Boyd Okwuonu

Personal information
- Full name: Boyd Obunikechukwu Okwuonu
- Date of birth: February 24, 1993 (age 32)
- Place of birth: Lagos, Nigeria
- Height: 1.75 m (5 ft 9 in)
- Position(s): Defender

Youth career
- 2008–2009: IMG Academy
- 2009–2011: FC Dallas

College career
- Years: Team / Apps / (Gls)
- 2011–2014: North Carolina Tar Heels / 89 / (0)

Senior career*
- Years: Team / Apps / (Gls)
- 2012: Carolina Dynamo / 7 / (0)
- 2014: Orlando City U-23 / 5 / (0)
- 2015–2016: Real Salt Lake / 5 / (0)
- 2015–2016: → Real Monarchs (loan) / 27 / (1)

International career^{‡}
- 2009: United States U17 / 3 / (0)
- 2010–2011: United States U18 / 5 / (0)
- 2012–2013: United States U20 / 15 / (0)
- 2015: United States U23 / 11 / (0)

Medal record
Representing United States
| Runner-up | CONCACAF U-20 Championship | 2013 |

= Boyd Okwuonu =

American soccer player (born 1993)

Boyd Obunikechukwu Okwuonu (born February 24, 1993) is an American former professional soccer player.

==Career==
===Youth, college and amateur===
Okwuonu was a member of both the U.S. Soccer Residency program and the FC Dallas Development Academy program before spending his entire college career at the University of North Carolina.

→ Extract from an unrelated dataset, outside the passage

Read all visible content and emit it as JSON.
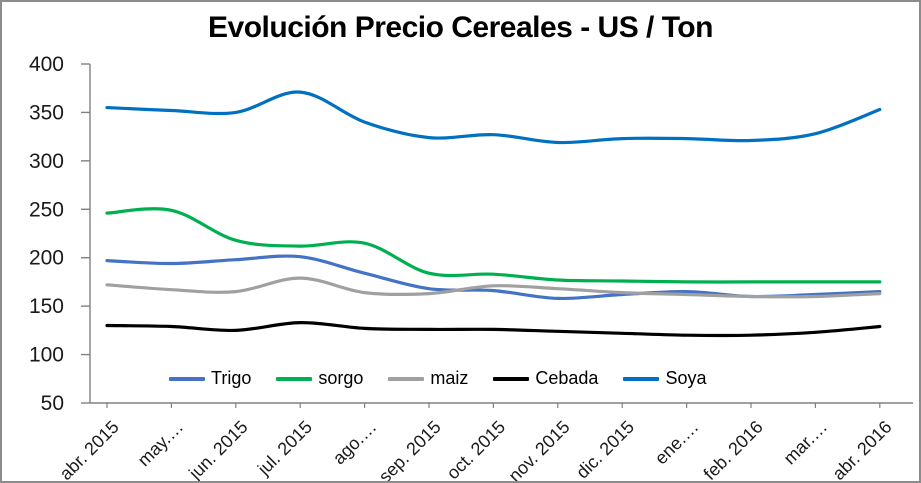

He made a total of 89 appearances for the Tar Heels and was named to the All-ACC First Team three years in a row. Okwuonu also played in the Premier Development League for Carolina Dynamo and Orlando City U-23.

===Professional===
On January 15, 2015, Okwuonu was selected in the second round (27th overall) of the 2015 MLS SuperDraft by Real Salt Lake. On March 20, he was sent on loan to USL affiliate club Real Monarchs SLC. He made his professional debut two days later in a goalless draw on the road against LA Galaxy II.

===International===
Okwuonu was a member of the U.S. under-17 national team at the 2009 FIFA U-17 World Cup. He also represented the U.S. at the U18, U20 and U23 level.